Na mijn vertrek uit Rotterdam heb ik tussen 1968 en 1974 diverse baantjes gehad, in hoofdzaak in de verkoop. Echter in 1974 koos ik voor zekerheid en solliciteerde bij de politie. Tja en zo werd ik via een jaar op de politieschool adspirant. Daarna via agent, hoofdagent brigadier wachtcommandant bij de gemeentepolitie Kampen. Nadat in 1993 de Rijkspolitie fuseerde met de Gemeentelijke politiekorpsen koos ik in 1994 voor een baan als brigadier centralist op de meldkamer van de politie IJsselland in Zwolle. In 2001 fuseerde de politie meldkamer van de politie met die van de brandweer en ambulance. In dit proces ben ik mee gegroeid naar de functie van inzet coördinator en incident manager. In deze laatste functie heb ik bij veel grootschalige optredens, zoals de vuurwerkramp in Enschede, als kwartiermaker gefungeerd want een onwisbare indruk op mij heeft gemaakt. Maar goed ook had ik door mijn leeftijd nog recht op enkele VUT faciliteiten en kon ik kort nadat ik 58 jaar was geworden de dienst verlaten. Inmiddels ben ik 60 en maak nu gebruik van de FLO (functioneel leeftijd ontslag). In de 80er jaren werd ik ook een beetje actief voor de politie vakbond ACP. Bij deze bond ben ik van 2002 tot 2008 nog landelijk bondsbestuurder geweest. Op dit moment werk ik nog een paar uur per week voor een apothekers combinatie in Kampen waar ook 2 van mijn dochters werken. Ik vind dat leuk en blij zo bezig en onder de mensen. Dat ben ik altijd gebleven maar daarover straks iets meer.

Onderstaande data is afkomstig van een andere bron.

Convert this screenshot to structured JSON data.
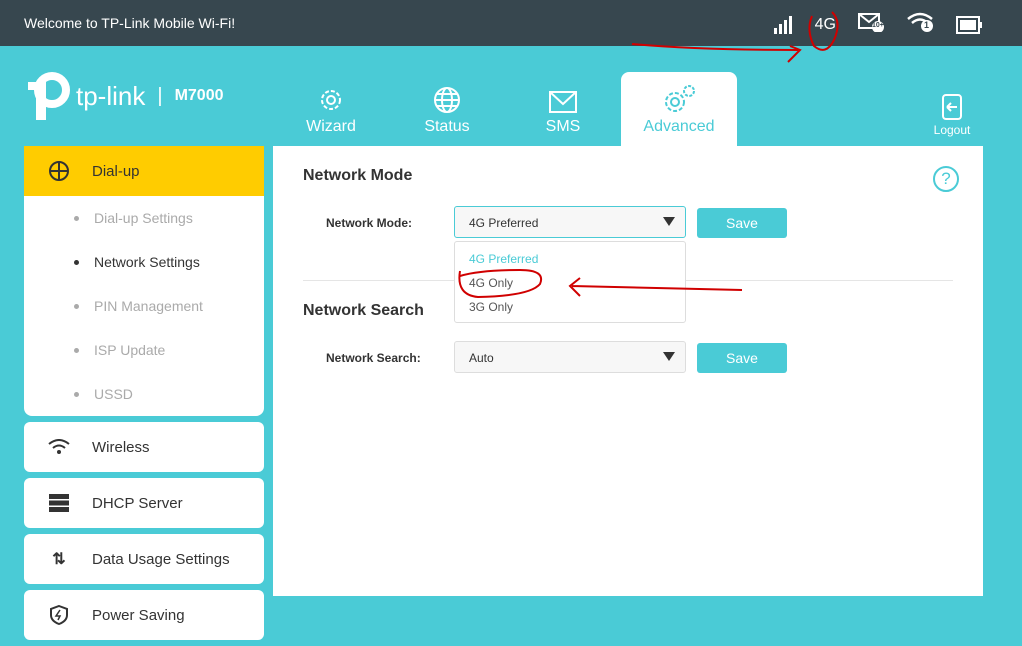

In november 1971 ben ik getrouwd met Annie. Wij kregen 4 dochters. De oudste is inmiddels 35 jaar en de jongste 28. Alle 4 zijn zij getrouwd en hebben ons inmiddels 10 keer opa en oma gemaakt. Heel leuk maar soms ook heel intensief. Zoals iedereen hebben wij ook ons “ups” en “downs”. In 2001 werd bij Annie een vrij agressieve vorm van kanker geconstateerd. Gelukkig is zij daar geheel van hersteld en zijn de vooruitzichten ronduit prima. Zelf bekwam ik in 2004 ook een snee van ruim 20 centimeter in mijn buikstreek maar dat mag verder geen naam hebben. Annie werkt nog bijna fulltime in de gehandicaptenzorg en wil nog niet van stoppen weten.

Dankzij onze 4 dochters ben ik een beetje in het verenigingsleven van Kampen terecht gekomen, met name op het gebied van muziekkorpsen en wandelverenigingen was en ben ik nog steeds actief. Met enige trots vermeld ik hier dan ook dat dit op de dag voor afgelopen koninginnedag 2009 heeft geleid tot benoeming als lid in de “Orde van Oranje-Nassau”. Ook mocht ik ,als één van de momenteel 7 Nederlanders, de gouden speld van verdienste van de ACP ontvangen.
Nadat onze kinderen het ouderlijk huis door hun huwelijken verlieten zijn Annie en ik aan het reizen geslagen, bijna heel Europa, Noord Afrika, Noord Amerika, waaronder hoofdzakelijk Canada, Kenya, Thailand, Indonesië, noem maar op waren ons reisdoel. Met name het door ons geadopteerde gezin op Sumatra in Indonesië heeft onze bijzondere aandacht en is af en toe een reisbestemming.
Wij zijn een gelukkig gezin en gunnen jullie dat allemaal. Hopelijk kunnen wij binnenkort, tijdens een reünie, elkaars ervaringen delen en waarderen.